San Antonio — Eric Mayes is in Texas to look for deals. As the CEO of Endomag, a medical device company from the U.K. with a magnetic-based technology used for cancer diagnosis, he’s no stranger to making them.
In 2014, Endomag acquired Boulder, CO-based Actium Biosystems, a company with a device that aims to use heat to help kill cancer. Earlier this year, Endomag signed an agreement with a subsidiary of Leica Biosystems to distribute its medical device used for locating tumors, which earned FDA approval in April, in the U.S.
This week, Mayes is taking a tour of Texas’ largest healthcare hubs—including, Houston, San Antonio, and Austin—with a group of British life science executives who are interested in the potential that the U.S. market holds. For Mayes, there’s the possibility that he could make new connections that may lead to new deals for Endomag, such as creating products or partnerships with other companies based on Endomag technology. For others in the group, which numbered about 20, the trip provides an opportunity to meet with physicians and others who they might convince to buy their technology.
The visit comes as European medical device regulators are implementing some stricter regulations on how devices get approved, which has sparked some additional interest in penetrating the U.S. market, Mayes says. The U.S. has always been a target market for European companies because of its size and spending, but some changes are spurring that additional focus here, Mayes says, including stricter guidelines for conducting clinical investigations and the types of risk and quality management systems manufacturers use.

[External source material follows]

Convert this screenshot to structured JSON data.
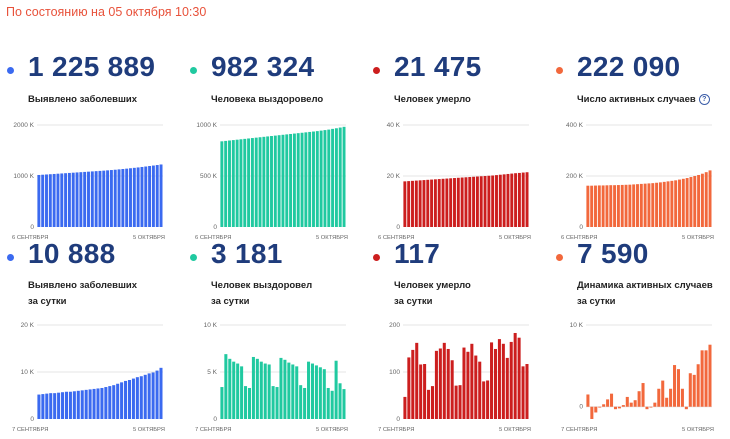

“We want to facilitate what happens here because there’s been a shift in the regulatory environment,” says Mayes, who spoke to Xconomy between hospital tours during his visit to San Antonio. “The FDA used to be the last place you’d want to go.”
Endomag received FDA approval in breast cancer for a device called Magseed, which helps physicians keep track of tumors by using magnetic-based nanoparticles, before receiving approval in Europe, Mayes notes. The company is also seeking to gain approval in the U.S. for Sienna+, a similar magnetic-based formulation that aims to help surgeons diagnose whether cancer has spread from the breast.
Both products are used in tandem with a third device, Sentimag, which acts as a sort of metal detector—when a surgeon holds the Sentimag over a part of the body where Magseed or Sienna has been injected, the device makes a noise that increases in pitched based on proximity, Mayes says. Endomag has submitted an application to the FDA to make Sienna a medical device, and Mayes says he hopes to get the results next year. The product has already been approved in Europe.
Local life science groups jumped at the opportunity to meet with European companies considering U.S. expansion, such as Endomag, touting low business taxes, cost of living, and economic development incentives that cities like San Antonio offer, says Ann Stevens, the CEO of BioMed SA, the city’s life sciences advocacy organization. Businesses affiliated with the Association of British Healthcare Industries have been visiting San Antonio about twice a year since 2013, she says.
If things work out and Endomag gains greater market adoption in the U.S. and Europe, Mayes expects revenues to begin rising steadily from the approximately $3 million the company had this year. The magnetic-sensing Sentimag device is aiming to replace the common standard of care: Geiger counters.
Physicians currently inject radioactive drugs into a tumor site to see if the drug makes its way into the nearby lymph nodes—a sign that tumor cells might do so too, thus showing the cancer is spreading. They use a type of Geiger counter to find lymph nodes that the drug has spread to, and surgically remove those nodes to see if they’re cancerous, Mayes says.
Endomag’s products avoid the need for using radioactive material, Mayes says.
Beyond looking for deals here, Endomag has history in Texas. The technology was developed in 2003 by two academic researchers: one from the University College London and a second from Houston, Audrius Brazdeikis, who has appointments at the University of Houston and the UT Health Science Center at Houston. It wasn’t until 2010 that the company really took form and hired Mayes. It has raised $10 million in venture capital since.
Endomag also has a sales office in Austin,TX, where it has started selling its products in the U.S., Mayes says. And the company hopes to further develop the potential therapeutic product it acquired from Actium Biosystems.
“We want to exploit the space we’re in with magnetism and try to do as much as possible, from diagnostics to imaging to therapeutics,” Mayes says.